Читаем Citizen in Spase. Stories / Гражданин в Космосе. Рассказы. Книга для чтения на английском языке полностью

As simple as that. The reformer blood in Goodman began to boil. Ideal as Tranai was, there was undoubtedly room for improvement. He had a sudden vision of himself as ruler of Utopia, doing the great task of making perfection even better. But caution stopped him from agreeing at once. Perhaps the man was a crackpot.

“Thank you for asking me,” Goodman said. “I’ll have to think it over. Perhaps I should talk with the present incumbent and find out something about the nature of the work.”

“Well, why do you think I’m here?” the little man demanded. “I’m Supreme President Borg.”

Only then did Goodman notice the oficial medallion around the little man’s neck.

“Let me know your decision. I’ll be at the National Mansion.” He shook Goodman’s hand, and left.

Goodman waited five minutes, then rang for the bellhop. “Who was that man?”

“That was Supreme President Borg,” the bellhop told him. “Did you take the job?”

Goodman shook his head slowly. He suddenly realized that he had a great deal to learn about Tranai.

The next morning, Goodman listed the various robot factories of Port Tranai in alphabetical order and went out in search of a job. To his amazement, he found one with no trouble at all, at the very first place he looked. The great Abbag Home Robot Works signed him on after only a cursory glance at his credentials.

His new employer, Mr. Abbag, was short and fierce-looking, with a great mane of white hair and an air of tremendous personal energy.

“Glad to have a Terran on board,” Abbag said. “I understand you’re an ingenious people and we certainly need some ingenuity around here. I’ll be honest with you, Goodman – I’m hoping to profit by your alien viewpoint. We’ve reached an impasse.”

“Is it a production problem?” Goodman asked.

“I’ll show you.” Abbag led Goodman through the factory, around the Stamping Room, Heat-Treat, X-ray Analysis, Final Assembly and to the Testing Room. This room was laid out like a combination kitchen-living room. A dozen robots were lined up against one wall.

“Try one out,” Abbag said.

Goodman walked up to the nearest robot and looked at its controls. They were simple enough; self-explanatory, in fact. He put the machine through a standard repertoire: picking up objects, washing pots and pans, setting a table. The robot’s responses were correct enough, but maddeningly slow. On Earth, such sluggishness had been ironed out a hundred years ago. Apparently they were behind the times here on Tranai.

“Seems pretty slow,” Goodman commented cautiously.
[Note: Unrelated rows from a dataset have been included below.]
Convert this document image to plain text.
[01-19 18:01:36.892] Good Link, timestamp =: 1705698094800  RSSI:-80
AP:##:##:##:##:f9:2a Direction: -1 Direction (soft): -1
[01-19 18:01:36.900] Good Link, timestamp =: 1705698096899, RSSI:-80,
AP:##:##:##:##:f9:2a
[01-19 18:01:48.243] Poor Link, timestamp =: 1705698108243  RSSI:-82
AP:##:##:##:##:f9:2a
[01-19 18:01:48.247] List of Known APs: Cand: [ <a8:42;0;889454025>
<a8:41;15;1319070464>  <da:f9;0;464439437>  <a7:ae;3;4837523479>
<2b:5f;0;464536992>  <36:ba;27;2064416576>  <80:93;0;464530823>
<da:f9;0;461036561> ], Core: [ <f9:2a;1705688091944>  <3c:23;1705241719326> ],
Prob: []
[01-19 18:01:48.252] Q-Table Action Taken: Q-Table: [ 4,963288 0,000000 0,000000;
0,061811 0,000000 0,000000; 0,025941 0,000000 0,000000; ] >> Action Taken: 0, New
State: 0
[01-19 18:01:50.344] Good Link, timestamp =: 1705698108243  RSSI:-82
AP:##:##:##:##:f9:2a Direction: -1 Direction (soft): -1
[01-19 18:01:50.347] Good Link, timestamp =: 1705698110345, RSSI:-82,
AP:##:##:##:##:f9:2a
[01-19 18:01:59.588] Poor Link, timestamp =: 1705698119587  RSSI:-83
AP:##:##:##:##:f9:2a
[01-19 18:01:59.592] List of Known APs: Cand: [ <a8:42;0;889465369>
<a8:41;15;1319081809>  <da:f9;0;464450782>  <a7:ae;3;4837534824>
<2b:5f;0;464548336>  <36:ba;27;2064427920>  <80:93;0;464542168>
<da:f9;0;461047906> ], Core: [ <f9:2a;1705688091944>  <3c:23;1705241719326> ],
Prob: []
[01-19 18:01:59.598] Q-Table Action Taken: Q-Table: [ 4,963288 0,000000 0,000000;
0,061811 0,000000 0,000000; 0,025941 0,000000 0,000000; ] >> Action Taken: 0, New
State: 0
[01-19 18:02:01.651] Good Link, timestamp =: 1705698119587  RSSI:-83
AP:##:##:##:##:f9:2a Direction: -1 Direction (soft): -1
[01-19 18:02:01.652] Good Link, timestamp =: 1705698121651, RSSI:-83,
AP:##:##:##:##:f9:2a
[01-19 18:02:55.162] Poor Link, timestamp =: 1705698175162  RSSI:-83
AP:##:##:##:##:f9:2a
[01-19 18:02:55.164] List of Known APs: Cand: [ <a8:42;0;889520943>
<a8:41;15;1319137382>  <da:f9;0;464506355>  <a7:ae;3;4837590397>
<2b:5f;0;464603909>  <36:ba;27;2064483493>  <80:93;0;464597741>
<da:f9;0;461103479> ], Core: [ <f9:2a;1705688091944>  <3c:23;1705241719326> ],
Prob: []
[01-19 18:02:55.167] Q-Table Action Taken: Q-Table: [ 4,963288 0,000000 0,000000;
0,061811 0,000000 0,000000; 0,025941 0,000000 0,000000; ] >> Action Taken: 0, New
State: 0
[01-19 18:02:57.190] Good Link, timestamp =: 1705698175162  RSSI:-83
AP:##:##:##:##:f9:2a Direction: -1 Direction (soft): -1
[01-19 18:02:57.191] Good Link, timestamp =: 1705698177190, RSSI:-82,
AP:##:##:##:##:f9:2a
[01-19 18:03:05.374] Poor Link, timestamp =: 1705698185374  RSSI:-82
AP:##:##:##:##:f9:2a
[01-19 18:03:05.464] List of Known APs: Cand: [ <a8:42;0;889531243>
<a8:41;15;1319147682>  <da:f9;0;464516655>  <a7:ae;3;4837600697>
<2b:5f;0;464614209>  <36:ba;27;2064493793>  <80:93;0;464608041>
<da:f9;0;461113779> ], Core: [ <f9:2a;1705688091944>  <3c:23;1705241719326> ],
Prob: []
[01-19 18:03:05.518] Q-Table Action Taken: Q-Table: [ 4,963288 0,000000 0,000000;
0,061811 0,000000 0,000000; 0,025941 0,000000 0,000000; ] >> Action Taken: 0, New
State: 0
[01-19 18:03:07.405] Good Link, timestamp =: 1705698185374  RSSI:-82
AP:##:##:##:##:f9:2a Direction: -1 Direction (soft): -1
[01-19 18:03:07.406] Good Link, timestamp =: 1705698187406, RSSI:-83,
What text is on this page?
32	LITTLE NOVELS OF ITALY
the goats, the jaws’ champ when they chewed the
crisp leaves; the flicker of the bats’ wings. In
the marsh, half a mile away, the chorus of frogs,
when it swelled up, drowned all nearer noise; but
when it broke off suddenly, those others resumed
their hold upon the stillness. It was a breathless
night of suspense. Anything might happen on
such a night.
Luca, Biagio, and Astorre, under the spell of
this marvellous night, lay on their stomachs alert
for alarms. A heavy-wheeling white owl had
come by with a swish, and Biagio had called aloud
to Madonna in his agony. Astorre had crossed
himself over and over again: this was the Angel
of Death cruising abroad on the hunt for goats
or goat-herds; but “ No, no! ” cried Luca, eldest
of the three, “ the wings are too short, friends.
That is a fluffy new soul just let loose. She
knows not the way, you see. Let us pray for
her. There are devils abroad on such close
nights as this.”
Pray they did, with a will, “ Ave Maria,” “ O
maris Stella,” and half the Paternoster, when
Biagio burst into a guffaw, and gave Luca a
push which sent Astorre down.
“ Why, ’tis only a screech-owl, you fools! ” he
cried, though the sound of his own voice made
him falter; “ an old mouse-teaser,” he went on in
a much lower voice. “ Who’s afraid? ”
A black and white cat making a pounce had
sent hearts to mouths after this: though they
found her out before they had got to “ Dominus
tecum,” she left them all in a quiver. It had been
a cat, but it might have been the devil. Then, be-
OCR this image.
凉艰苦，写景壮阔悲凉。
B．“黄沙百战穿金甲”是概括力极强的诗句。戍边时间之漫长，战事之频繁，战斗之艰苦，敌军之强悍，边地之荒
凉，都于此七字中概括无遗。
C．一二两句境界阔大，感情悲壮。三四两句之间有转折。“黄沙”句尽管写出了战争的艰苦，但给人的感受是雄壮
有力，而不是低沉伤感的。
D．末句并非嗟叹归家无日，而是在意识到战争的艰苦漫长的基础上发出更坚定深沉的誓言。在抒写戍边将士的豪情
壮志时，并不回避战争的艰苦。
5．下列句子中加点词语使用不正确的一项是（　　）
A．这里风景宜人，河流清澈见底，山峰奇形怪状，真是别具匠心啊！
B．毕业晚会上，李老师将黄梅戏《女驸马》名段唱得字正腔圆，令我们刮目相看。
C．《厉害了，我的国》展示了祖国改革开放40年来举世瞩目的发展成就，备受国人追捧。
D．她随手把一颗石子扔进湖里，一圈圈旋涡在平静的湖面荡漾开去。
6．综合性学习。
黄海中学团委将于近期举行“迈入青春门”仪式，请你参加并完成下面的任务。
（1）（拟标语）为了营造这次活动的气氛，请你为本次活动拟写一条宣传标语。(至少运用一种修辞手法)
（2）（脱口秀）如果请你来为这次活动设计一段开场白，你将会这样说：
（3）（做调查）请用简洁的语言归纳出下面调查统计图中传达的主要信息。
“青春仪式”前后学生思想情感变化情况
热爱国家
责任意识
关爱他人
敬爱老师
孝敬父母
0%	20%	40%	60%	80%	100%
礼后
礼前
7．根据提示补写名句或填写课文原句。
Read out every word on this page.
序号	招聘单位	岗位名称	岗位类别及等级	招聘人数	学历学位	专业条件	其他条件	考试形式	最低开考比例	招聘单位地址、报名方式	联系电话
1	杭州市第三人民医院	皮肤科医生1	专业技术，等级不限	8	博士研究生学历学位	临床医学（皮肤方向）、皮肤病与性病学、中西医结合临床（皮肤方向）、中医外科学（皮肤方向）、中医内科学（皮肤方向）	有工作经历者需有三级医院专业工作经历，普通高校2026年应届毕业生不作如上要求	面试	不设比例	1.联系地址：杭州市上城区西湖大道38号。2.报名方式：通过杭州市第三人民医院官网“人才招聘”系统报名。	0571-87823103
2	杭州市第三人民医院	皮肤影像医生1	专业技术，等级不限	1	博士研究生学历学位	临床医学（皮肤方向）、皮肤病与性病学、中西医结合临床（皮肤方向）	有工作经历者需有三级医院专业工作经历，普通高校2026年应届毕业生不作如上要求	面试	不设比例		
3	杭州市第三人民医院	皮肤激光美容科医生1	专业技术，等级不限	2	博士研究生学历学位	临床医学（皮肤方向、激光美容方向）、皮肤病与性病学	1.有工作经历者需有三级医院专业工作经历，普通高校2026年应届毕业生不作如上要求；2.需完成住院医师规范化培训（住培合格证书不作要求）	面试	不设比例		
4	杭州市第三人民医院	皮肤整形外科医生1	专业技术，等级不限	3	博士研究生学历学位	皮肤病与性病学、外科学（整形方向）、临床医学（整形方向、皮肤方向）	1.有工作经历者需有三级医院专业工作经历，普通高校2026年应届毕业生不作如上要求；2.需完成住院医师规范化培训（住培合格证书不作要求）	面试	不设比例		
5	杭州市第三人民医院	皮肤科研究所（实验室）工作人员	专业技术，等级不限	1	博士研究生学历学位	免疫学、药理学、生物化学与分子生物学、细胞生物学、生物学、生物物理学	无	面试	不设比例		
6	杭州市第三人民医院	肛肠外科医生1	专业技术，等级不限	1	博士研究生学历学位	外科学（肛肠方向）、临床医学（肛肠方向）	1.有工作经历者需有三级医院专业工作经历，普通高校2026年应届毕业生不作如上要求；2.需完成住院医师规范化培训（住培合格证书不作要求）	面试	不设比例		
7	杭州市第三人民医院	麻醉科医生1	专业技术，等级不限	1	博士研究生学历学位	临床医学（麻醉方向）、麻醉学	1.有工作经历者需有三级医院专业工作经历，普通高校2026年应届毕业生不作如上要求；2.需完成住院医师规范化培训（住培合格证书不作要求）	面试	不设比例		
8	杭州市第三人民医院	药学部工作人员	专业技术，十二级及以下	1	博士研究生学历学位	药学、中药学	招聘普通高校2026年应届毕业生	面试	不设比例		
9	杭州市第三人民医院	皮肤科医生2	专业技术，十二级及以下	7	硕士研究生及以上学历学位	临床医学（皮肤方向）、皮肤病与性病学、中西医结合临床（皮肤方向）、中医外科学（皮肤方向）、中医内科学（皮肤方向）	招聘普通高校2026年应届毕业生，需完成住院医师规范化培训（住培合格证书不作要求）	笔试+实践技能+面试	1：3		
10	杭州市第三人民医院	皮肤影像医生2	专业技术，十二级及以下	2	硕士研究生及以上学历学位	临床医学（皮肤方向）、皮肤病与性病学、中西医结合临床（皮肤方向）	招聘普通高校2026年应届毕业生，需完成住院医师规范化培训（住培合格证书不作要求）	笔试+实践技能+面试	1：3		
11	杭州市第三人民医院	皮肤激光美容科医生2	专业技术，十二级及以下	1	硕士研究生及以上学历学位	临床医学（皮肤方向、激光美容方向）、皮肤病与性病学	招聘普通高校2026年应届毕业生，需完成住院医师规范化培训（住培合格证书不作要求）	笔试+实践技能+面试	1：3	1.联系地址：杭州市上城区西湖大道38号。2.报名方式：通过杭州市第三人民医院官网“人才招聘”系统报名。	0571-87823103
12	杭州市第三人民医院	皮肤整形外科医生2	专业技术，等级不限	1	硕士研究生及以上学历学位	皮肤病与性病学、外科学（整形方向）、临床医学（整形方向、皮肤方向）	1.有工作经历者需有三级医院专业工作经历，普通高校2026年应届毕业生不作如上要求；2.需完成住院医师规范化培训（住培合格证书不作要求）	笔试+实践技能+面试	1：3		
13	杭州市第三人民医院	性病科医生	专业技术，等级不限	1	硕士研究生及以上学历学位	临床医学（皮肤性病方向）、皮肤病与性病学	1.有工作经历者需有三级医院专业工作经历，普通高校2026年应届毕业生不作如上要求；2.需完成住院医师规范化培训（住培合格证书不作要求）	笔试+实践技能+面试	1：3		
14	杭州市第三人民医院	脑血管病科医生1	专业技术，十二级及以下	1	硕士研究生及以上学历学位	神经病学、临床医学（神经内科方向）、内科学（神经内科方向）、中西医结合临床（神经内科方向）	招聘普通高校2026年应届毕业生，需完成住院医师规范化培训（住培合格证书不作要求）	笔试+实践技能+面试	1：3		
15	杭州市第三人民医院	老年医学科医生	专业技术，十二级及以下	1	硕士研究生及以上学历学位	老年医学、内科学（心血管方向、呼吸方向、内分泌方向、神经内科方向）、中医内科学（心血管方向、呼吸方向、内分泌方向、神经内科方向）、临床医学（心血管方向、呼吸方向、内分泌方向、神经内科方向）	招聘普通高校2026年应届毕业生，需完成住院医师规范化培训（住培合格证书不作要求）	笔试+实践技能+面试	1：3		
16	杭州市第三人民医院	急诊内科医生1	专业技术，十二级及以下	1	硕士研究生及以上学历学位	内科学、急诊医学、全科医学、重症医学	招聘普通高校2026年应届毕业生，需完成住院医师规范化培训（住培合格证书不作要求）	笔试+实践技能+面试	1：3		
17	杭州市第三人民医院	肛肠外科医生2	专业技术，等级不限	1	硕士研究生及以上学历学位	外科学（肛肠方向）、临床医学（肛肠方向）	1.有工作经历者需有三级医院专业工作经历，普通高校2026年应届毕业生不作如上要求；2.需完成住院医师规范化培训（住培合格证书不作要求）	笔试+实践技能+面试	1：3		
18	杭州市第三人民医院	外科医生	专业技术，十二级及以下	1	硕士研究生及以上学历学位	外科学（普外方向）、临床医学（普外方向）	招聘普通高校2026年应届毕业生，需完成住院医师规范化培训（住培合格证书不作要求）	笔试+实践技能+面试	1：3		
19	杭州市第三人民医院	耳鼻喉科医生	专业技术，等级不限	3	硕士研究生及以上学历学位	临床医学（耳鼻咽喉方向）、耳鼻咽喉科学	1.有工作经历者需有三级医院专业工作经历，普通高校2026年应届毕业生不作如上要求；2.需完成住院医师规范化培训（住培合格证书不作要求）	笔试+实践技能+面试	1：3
“You’re right,” Abbag said. “Damned slow. Personally, I think it’s about right. But Consumer Research indicates that our customers want it slower still.”

“Huh?”

“Ridiculous, isn’t it?” Abbag asked moodily. “We’ll lose money if we slow it down any more. Take a look at its guts.”

Goodman opened the back panel and blinked at the maze of wiring within. After a moment, he was able to figure it out. The robot was built like a modern Earth machine, with the usual inexpensive high-speed circuits. But special signal-delay relays, impulse-rejection units and stepdown gears had been installed.

“Just tell me,” Abbag demanded angrily, “how can we slow it down any more without building the thing a third bigger and twice as expensive? I don’t know what kind of a disimprovement they’ll be asking for next.”

Goodman was trying to adjust his thinking to the concept of disimproving a machine.

On Earth, the plants were always trying to build robots with faster, smoother, more accurate responses. He had never found any reason to question the wisdom of this. He still didn’t.

“And as if that weren’t enough,” Abbag complained, “the new plastic we developed for this particular model has catalyzed or some damned thing. Watch.”

He drew back his foot and kicked the robot in the middle. The plastic bent like a sheet of tin. He kicked again. The plastic bent still further and the robot began to click and flash pathetically. A third kick shattered the case. The robot’s innards exploded in spectacular fashion, scattering over the floor.

“Pretty flimsy,” Goodman said.

“Not flimsy enough. It’s supposed to fly apart on the first kick. Our customers won’t get any satisfaction out of stubbing their toes on its stomach all day. But tell me, how am I supposed to produce a plastic that’ll take normal wear and tear – we don’t want these things falling apart accidentally – and still go to pieces when a customer wants it to?”

“Wait a minute,” Goodman protested. “Let me get this straight. You purposely slow these robots down so they will irritate people enough to destroy them?”

Abbag raised both eyebrows. “Of course!”

“Why?”

“You are new here,” Abbag said. “Any child knows that. It’s fundamental.”

“I’d appreciate it if you’d explain.”

Abbag sighed. “Well, first of all, you are undoubtedly aware that any mechanical contrivance is a source of irritation. Humankind has a deep and abiding distrust of machines. Psychologists call it the instinctive reaction of life to pseudo-life. Will you go along with me on that?”